Com a alta no preço do petróleo e a baixa nas calotas polares*, tem gente parecendo achar que o Brasil vai virar a Arábia Saudita dos biocombustíveis. Odeio jogar água fria no sonho do Brasil Grande, mas... o melhor rendimento conseguido hoje na produção de bioenergia com dendê (na Malásia) e cana de açúcar (em São Paulo) é de 1,4e+11J/ha (líquidos) Só pra suprir o consumo de energia fóssil brasileiro, de 6e+18J, você precisa de quarenta milhões de hectares de terra cultivada em regime intensivo (para além do que é cultivado hoje. Digamos uns 25 milhões de hectares (um pouco mais do que a área de São Paulo) pra dendê, que teriam que ficar no Amazonas, porque a área apropriada pro cultivo de dendê fora desse estado, segundo o Ministério da Agricultura, é de quinze milhões de ha. E 15 milhões de ha a mais pra cana de açúcar, parte da qual teria que ser irrigada.
Isso é só pra suprir as necessidades brasileiras. Pra exportar algo parecido com as exportações sauditas de petróleo, seriam 2.800.000Km2 de área cultivada com dendê e cana, dos quais pelo menos metade teria que ser irrigada, com água o bastante pra secar o Paraná e o Tocantins. E isso sob condições ideais, o que é mais ou menos como dizer "se a rainha da neve e o mago merlin ajudarem." Na prática, a maior (de longe) refinaria de biodiesel planejada no momento vai se situar em SP e processar óleo de soja.
Continuo achando biocombustíveis uma boa idéia, mas não em termos grandiosos de Brasil Grande ou empreendedores de agroexportação; acho a noção de incentivar a mamona e as palmeiras (dendê e babaçu) na região Norte/Nordeste, excelente, já que ela ambiciona transformar essas colheitas em "cash crops," em cultivos que complementam a agricultura familiar de subsistência, permitindo geração de renda monetária pros minifúndios; se combinada com um plano de reforma agrária real, poderia ser a, com o perdão do trocadilho, salvação da lavoura pr'essas regiões. (É um grande "se"; a última notícia de vulto sobre reforma agrária no nordeste foi o plano dos ministérios da Agricultura e Integração de fazer uma reforma agrária ao contrário nas áreas atingidas pela transposição do São Francisco.)

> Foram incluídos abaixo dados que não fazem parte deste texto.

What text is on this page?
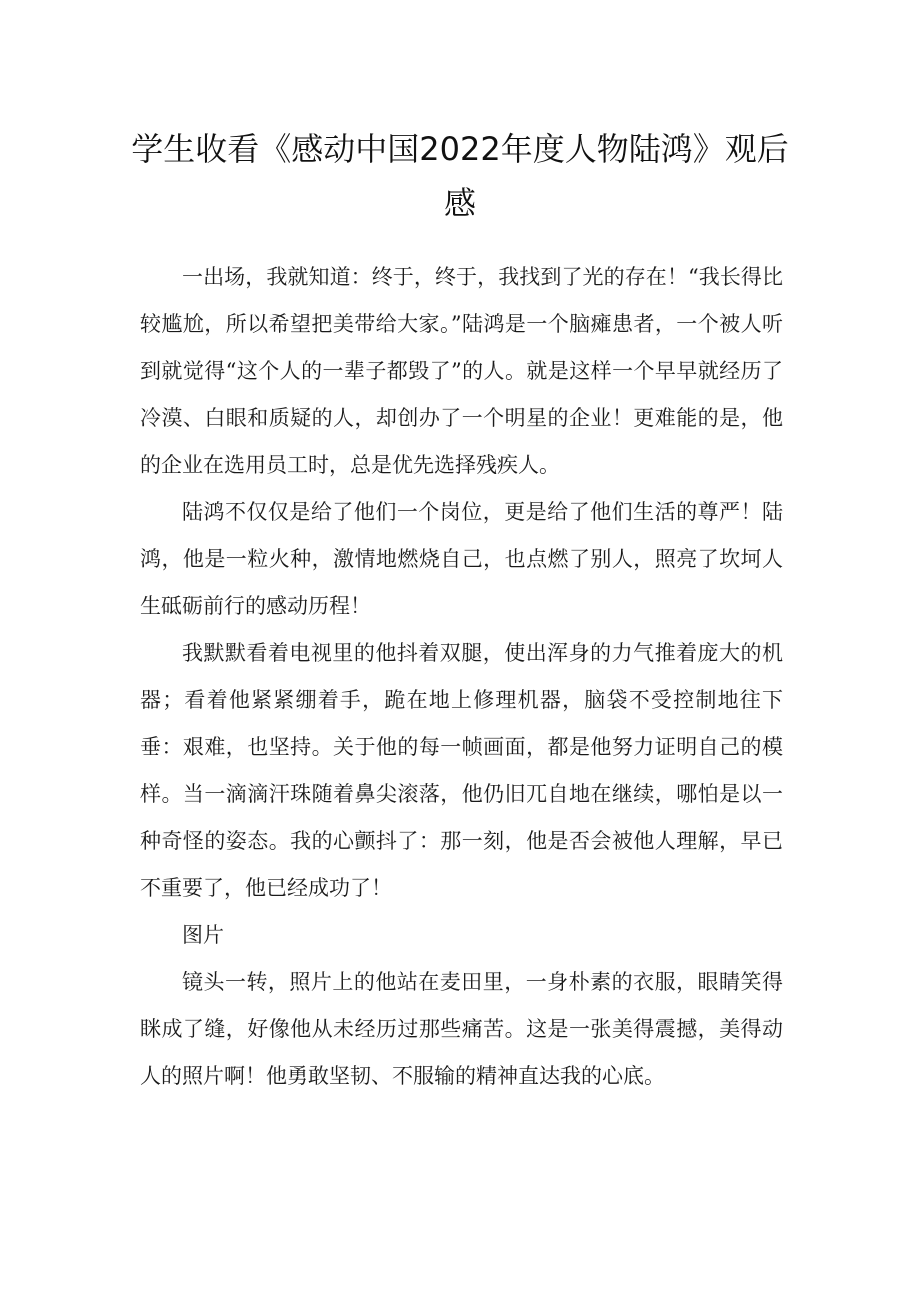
学生收看《感动中国2022年度人物陆鸿》观后感

一出场，我就知道：终于，终于，我找到了光的存在！“我长得比较尴尬，所以希望把美带给大家。”陆鸿是一个脑瘫患者，一个被人听到就觉得“这个人的一辈子都毁了”的人。就是这样一个早早就经历了冷漠、白眼和质疑的人，却创办了一个明星的企业！更难能的是，他的企业在选用员工时，总是优先选择残疾人。

陆鸿不仅仅是给了他们一个岗位，更是给了他们生活的尊严！陆鸿，他是一粒火种，激情地燃烧自己，也点燃了别人，照亮了坎坷人生砥砺前行的感动历程！

我默默看着电视里的他抖着双腿，使出浑身的力气推着庞大的机器；看着他紧紧绷着手，跪在地上修理机器，脑袋不受控制地往下垂：艰难，也坚持。关于他的每一帧画面，都是他努力证明自己的模样。当一滴滴汗珠随着鼻尖滚落，他仍旧兀自地在继续，哪怕是以一种奇怪的姿态。我的心颤抖了：那一刻，他是否会被他人理解，早已不重要了，他已经成功了！

图片

镜头一转，照片上的他站在麦田里，一身朴素的衣服，眼睛笑得眯成了缝，好像他从未经历过那些痛苦。这是一张美得震撼，美得动人的照片啊！他勇敢坚韧、不服输的精神直达我的心底。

Até esse plano tem um problema, ou melhor, dois problemas. O primeiro é que do ponto de vista da produção de energia, ou da substituição de energia fóssil por agrícola, a mamona (como a soja, o milho e a canola) não é lá grandes coisas. O balanço energético dessas colheitas está por volta de 1,4 a 1,6 (dependendo da técnica e clima). Isso significa que, pra cada unidade de energia fóssil gasta pra plantar, colher e processar a mamona, você ganha 1,4 unidades de energia "biológica." Em outros termos, um litro de biodiesel de mamona não está aposentando um litro de diesel de petróleo, porque você gastou uns 650ml de diesel pra produzi-lo. (O álcool de cana e o o óleo de palmeiras têm balanços energéticos entre 6 e 8,5) O segundo é que, do ponto de vista da requalificação econômica do campo brasileiro, o lado "fome zero" do programa, bem, o óleo de mamona é mais caro do que o diesel. Faz mais sentido uma trading do governo pra comprar mamona de agricultores familiares, ou o incentivo à formação de cooperativas, do que a compra de um óleo caro pra fazer diesel; a razão que eu consigo imaginar para esse foco, que não foi explicitada pelo governo, é que, se a mamona se difundir a ponto de uma parcela significativa do Nordeste cultivá-la, o preço do óleo de mamona cairia drasticamente no mercado internacional, já que a oferta ultrapassaria em muito a demanda.
*O Joseph Stiglitz alega que, numa palestra do Fórum de Davos, viu executivos de companhias petrolíferas explicarem que a retração das calotas polares e geleiras abriria novos campos de exploração petrolífera. Si non è vero, è bene trovato.